CRM/SRM - VNSGmagazine.nl

Tips & Tricks – SSL Communicatie
SSL Communicatie
Introductie
Met een SAP CRM systeem is het mogelijk om communicatie met webservices mogelijk te
maken. Of het nu gaat om webservices, die we ter beschikking stellen of het gaat om
webservices die we consumeren (client proxy’s).
Natuurlijk willen we deze services voorzien van een goede beveiliging. Nu is het inrichten
van een SSL beveiliging niet een van de moeilijkste zaken, echter als men gebruik wil maken
van bijvoorbeeld een X.509 certificaat beveiliging, dan wordt het een erg complexe zaak.
Daarbij komt nog, dat veel systemen, gebaseerd op Windows, certificaten leveren, die niet
direct in SAP kunnen worden gebruikt. Veelal zijn dit al ondertekende certificaten en dan is SAP
weerbarstig bij de import en gebruik ervan.
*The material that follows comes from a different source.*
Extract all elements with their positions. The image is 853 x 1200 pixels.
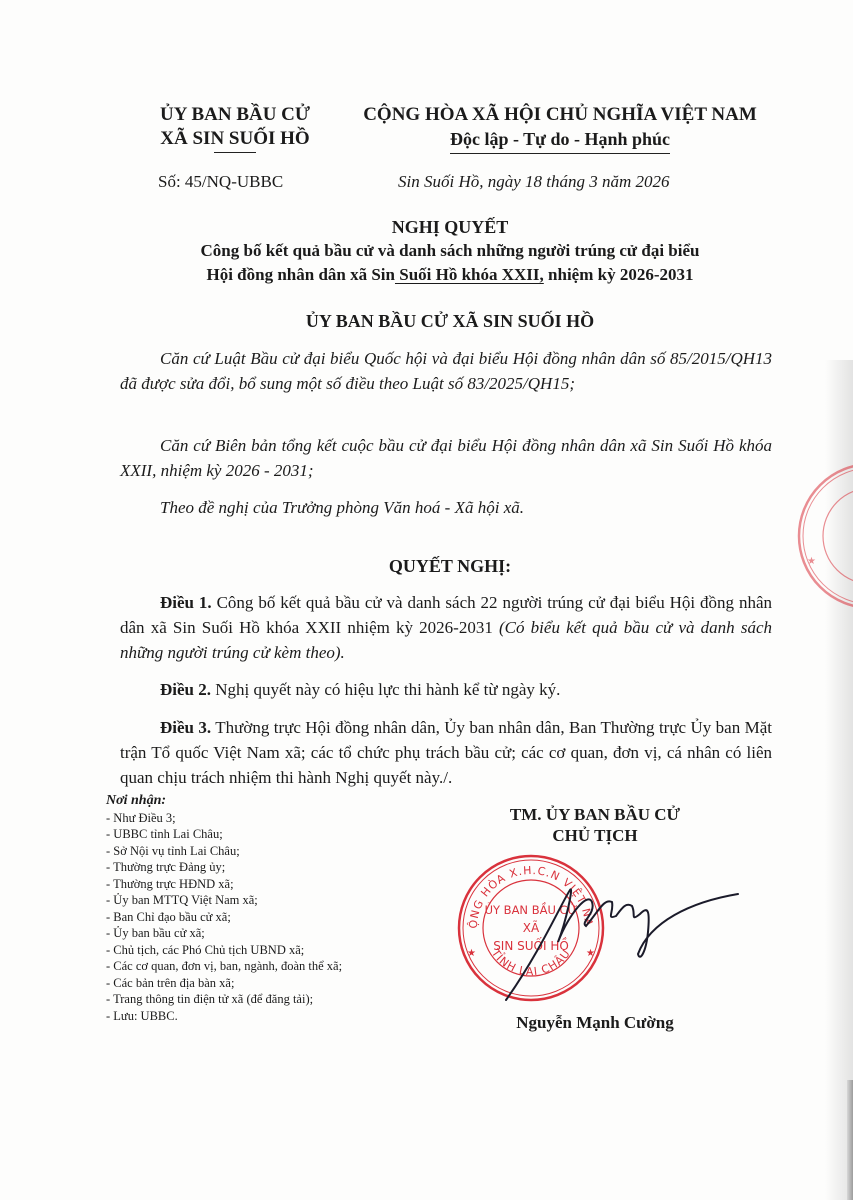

Met deze tip wordt een eenvoudige wijze van SSL beveiliging verzorgd, zonder al te
complexe certificaat handelingen. Voor deze beveiliging is het aanpassen van de WSDL niet
nodig.
Uitleg
Bij bepaalde webservices dient het inloggen (op de server) te worden beveiligd met een
X.509 certificaat. Daarbij wordt het X.509 certificaat niet gebruikt voor het versleutelen van de
gegevensstroom maar alleen om toegang te verkrijgen tot de webservice.
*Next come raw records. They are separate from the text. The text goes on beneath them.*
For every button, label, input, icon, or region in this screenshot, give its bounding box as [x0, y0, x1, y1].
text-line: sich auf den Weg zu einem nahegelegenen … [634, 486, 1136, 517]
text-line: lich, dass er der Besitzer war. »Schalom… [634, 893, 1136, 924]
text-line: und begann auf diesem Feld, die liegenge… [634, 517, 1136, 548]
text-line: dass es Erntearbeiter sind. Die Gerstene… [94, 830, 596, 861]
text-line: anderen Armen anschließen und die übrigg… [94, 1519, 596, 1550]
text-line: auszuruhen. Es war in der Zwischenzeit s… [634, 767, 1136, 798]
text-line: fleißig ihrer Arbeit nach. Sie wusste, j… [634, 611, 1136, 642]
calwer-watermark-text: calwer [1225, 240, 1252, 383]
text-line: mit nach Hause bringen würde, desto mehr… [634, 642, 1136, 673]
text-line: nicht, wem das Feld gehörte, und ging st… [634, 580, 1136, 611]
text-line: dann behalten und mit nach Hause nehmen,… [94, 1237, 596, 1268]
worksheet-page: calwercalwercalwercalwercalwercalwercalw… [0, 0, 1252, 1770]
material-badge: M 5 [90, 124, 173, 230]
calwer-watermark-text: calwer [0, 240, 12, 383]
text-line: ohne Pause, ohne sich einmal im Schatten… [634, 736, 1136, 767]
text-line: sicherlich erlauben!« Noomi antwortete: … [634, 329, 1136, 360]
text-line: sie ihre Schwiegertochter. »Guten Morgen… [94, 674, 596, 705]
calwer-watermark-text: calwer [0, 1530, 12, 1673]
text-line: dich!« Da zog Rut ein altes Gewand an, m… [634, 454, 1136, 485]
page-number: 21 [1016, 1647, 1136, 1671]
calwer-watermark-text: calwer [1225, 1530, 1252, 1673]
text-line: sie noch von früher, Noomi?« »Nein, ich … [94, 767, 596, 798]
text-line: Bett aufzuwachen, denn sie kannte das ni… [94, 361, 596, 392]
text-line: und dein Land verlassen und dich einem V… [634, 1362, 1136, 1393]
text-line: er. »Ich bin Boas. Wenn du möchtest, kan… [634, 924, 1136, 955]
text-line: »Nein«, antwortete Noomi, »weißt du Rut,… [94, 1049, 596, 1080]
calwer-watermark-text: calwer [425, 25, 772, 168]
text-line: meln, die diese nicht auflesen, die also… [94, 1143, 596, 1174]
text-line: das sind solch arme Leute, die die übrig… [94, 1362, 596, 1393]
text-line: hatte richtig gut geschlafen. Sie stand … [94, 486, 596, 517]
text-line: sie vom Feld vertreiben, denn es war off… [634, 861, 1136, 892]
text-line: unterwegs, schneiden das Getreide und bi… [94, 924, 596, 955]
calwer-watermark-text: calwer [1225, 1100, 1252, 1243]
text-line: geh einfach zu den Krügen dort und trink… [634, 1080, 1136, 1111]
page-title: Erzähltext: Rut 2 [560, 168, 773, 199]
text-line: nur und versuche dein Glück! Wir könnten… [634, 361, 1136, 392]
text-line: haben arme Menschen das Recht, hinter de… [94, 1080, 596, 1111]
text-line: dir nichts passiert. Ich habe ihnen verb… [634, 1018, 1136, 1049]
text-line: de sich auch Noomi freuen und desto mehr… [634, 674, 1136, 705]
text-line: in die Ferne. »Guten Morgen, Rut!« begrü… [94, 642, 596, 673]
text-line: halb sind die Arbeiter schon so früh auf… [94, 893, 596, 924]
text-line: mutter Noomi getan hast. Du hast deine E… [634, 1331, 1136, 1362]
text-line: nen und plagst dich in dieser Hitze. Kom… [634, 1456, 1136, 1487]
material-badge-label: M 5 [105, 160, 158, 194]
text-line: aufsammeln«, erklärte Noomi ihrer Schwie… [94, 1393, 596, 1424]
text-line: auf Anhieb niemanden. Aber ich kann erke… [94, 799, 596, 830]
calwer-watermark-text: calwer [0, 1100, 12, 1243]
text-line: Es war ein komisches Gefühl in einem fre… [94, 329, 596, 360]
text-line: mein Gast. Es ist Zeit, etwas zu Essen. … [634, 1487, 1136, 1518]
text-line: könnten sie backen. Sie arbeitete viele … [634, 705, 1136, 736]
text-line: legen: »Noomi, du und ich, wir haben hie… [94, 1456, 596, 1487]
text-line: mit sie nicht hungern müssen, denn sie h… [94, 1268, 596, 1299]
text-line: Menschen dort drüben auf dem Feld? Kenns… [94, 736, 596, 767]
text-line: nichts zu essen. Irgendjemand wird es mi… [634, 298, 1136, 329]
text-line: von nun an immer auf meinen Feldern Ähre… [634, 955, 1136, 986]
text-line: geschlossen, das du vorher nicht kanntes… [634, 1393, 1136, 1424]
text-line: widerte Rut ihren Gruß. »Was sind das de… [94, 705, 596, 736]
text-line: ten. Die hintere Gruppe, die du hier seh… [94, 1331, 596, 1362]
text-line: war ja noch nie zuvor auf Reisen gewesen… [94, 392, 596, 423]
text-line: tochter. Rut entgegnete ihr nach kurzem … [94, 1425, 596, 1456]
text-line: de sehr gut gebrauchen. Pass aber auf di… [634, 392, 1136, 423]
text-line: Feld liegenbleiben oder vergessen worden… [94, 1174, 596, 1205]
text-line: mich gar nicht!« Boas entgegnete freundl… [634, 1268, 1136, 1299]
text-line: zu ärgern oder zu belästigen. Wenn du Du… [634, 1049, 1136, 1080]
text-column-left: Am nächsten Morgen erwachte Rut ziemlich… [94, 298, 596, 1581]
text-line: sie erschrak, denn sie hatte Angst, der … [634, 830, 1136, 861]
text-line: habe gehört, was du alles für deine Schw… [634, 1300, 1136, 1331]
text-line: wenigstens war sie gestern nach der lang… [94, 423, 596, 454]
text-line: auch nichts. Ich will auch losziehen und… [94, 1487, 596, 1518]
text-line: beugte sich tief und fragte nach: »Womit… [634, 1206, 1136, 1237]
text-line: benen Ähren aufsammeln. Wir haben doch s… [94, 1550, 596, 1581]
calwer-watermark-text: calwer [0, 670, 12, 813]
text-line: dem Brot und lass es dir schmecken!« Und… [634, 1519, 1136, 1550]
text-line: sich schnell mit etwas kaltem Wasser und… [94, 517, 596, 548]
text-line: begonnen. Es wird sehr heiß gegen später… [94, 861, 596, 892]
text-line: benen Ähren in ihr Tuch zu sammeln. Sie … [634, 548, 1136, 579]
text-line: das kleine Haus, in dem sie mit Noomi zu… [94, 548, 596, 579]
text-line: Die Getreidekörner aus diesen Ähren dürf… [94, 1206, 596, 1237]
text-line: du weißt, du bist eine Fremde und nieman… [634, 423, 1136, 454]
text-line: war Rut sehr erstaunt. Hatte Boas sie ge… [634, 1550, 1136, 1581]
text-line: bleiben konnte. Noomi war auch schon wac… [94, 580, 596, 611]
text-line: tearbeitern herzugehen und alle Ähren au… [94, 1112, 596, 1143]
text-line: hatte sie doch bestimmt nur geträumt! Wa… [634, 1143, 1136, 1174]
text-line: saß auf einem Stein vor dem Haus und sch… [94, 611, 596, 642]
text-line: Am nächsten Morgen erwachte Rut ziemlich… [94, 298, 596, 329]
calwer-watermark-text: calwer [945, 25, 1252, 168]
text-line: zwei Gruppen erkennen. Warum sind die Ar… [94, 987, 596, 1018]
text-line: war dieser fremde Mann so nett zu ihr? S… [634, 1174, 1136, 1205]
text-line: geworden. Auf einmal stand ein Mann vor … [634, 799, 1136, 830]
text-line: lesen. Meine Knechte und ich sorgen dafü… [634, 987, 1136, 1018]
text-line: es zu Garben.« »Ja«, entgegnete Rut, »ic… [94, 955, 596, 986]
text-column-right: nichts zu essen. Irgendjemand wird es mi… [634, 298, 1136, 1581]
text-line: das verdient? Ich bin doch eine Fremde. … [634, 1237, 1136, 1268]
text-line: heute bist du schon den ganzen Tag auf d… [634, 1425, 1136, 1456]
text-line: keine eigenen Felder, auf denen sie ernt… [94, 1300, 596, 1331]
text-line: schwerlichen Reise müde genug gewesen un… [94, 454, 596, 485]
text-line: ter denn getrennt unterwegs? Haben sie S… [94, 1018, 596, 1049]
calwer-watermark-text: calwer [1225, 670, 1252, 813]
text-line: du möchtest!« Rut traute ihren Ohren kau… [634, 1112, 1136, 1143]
De toegang wordt daarbij verkregen via het gebruik van een SSL verbinding. Ook hierbij zijn
X.509 certificaten betrokken. In SAP worden X.509 certificaten bewaard in een ‘Personal
Security Environment’, afgekort ‘PSE’. Deze PSE’s worden op hun beurt weer onderhouden via
de SAP transactie STRUST.
Normaliter legt men een nieuwe PSE aan vanuit STRUST waarbij een eigen certificaat wordt
gegenereerd (zelf ondertekenend) dat men kan laten ondertekenen door een Certificaat
Autoriteit (CA) om een bepaalde vertrouwdheid te bemachtigen.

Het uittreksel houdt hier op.